Co-Director: David France is an Oscar-nominated filmmaker, New York Times bestselling author, and award-winning investigative journalist. France directed HOW TO SURVIVE A PLAGUE (2012), which received Academy and Emmy nominations and a Peabody Award. His 2017 film, THE DEATH & LIFE OF MARSHA P. JOHNSON, a Netflix Original Documentary, won the Outfest “Freedom Award” and a special jury recognition from Sheffield International Documentary Festival. He won a BAFTA, Peabody, Teddy, and Robert F. Kennedy Human Rights award for WELCOME TO CHECHNYA (2020), which premiered at Sundance. David's latest film, HBO’s HOW TO SURVIVE A PANDEMIC (2022), won The Cinema for Peace Award on Global Health 2022 and an Emmy award for Outstanding Science and Technology Documentary.

Producer: Jhane Myers (Comanche and Blackfeet Nations) is an Emmy award winning filmmaker, Producer Guild of America nominee in 2023 for the six time Primetime Emmy nominated and winning “Prey” (20th Century/Disney), and Sundance Alumni, recognized for her passion and dedication to films surrounding preserving the legacies of Native language, human rights and Communities.
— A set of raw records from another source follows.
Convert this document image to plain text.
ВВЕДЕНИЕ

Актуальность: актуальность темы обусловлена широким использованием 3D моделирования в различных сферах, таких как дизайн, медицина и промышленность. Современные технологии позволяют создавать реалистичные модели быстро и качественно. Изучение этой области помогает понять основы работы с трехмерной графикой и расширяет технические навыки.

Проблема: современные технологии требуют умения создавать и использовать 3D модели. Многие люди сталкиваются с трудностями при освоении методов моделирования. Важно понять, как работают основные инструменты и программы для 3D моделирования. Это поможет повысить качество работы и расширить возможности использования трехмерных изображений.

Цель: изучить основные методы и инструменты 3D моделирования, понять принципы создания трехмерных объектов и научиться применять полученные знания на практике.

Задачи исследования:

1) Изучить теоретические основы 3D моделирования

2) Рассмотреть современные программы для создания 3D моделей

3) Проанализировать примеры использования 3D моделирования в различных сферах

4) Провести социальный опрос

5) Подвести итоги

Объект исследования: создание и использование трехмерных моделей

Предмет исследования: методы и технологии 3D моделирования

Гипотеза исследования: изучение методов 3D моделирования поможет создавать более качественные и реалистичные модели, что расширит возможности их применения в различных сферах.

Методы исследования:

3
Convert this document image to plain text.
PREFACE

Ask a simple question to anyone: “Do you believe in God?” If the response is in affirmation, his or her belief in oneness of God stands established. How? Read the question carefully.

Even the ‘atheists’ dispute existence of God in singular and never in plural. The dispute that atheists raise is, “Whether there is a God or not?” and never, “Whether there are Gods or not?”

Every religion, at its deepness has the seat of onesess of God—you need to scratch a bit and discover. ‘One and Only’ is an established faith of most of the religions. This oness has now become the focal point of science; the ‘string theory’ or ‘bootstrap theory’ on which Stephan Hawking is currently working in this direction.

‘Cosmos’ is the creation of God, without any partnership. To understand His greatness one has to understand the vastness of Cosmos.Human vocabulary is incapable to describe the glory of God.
Myers is currently a Gotham-Cannes 2024 producer fellow and is producing a documentary on the longest serving US political prisoner and Native American activist Leonard Peltier (Public Square Films) and a narrative feature titled “Will to Win” (Kirkpatrick & Kinslow Productions).

Producer: Bird Runningwater (Cheyenne and Mescalero Apache Tribal Nations) was raised on the Mescalero Apache Reservation in New Mexico. He is a Producer and Executive Producer for film and television and most recently signed a first look deal to create content with Amazon Studios. He is currently serving as a Co-Executive Producer on the TV show SOVEREIGN currently in development with Ava DuVernay, Warner Brothers Television, and Array Filmworks; And, he is an Executive Producer on Erica Tremblay’s debut feature FANCY DANCE which premiered in Competition at the 2023 Sundance Film Festival. Prior to launching his producing career, Runningwater guided the Sundance Institute’s commitment to Indigenous Filmmakers for 20 years nurturing new generations of filmmakers through the Institute’s Labs and Sundance Film Festival.

Producer: An established producer and showrunner, PAUL McGuire's documentaries include the Amazon Studios film FLIGHT/RISK (2022), about the Boeing 737 Max disasters and the subsequent cover-up of corporate negligence. For Showtime he produced the documentary series JJ Abram’s UFO (2021), and for HBO he developed and packaged the Covid documentary HOW TO SURVIVE A PANDEMIC (2022). He also produced: the series DOGS (2018) for Netflix; a feature doc about the Women’s March, THIS IS PERSONAL (2019), which premiered at Sundance; and the critically acclaimed HBO series, THE CASE AGAINST ADNAN SYED (2019).

Executive Producer: Jodi Archambault (Hunkpapa and Oglala Lakota) is currently living on the Standing Rock Indian Reservation. She grew up in the Pejuta Haka district in Kyle, SD in the homelands of the Oglala. Jodi is the Executive Producer for REZ BALL, a Netflix feature film and also is Executive Producer for the documentary LAKOTA NATION VS. UNITED STATES (2022). Jodi also works for Indigenize, an initiative of Wend Collective - a social impact fund. Previously, Jodi worked at the White House as a Special Assistant to President Obama in the Domestic Policy Council.

Director of Photography: Kyle Bell (Thlopthlocco Creek Tribal Town) is an Emmy award winning Director, Editor and Cinematographer based in Tulsa, OK. Bell is a 2019 Sundance Indigenous Program Alumni, 2020 Tulsa Artist Fellow, and is the Rolex Protégé to cinema legend Spike Lee.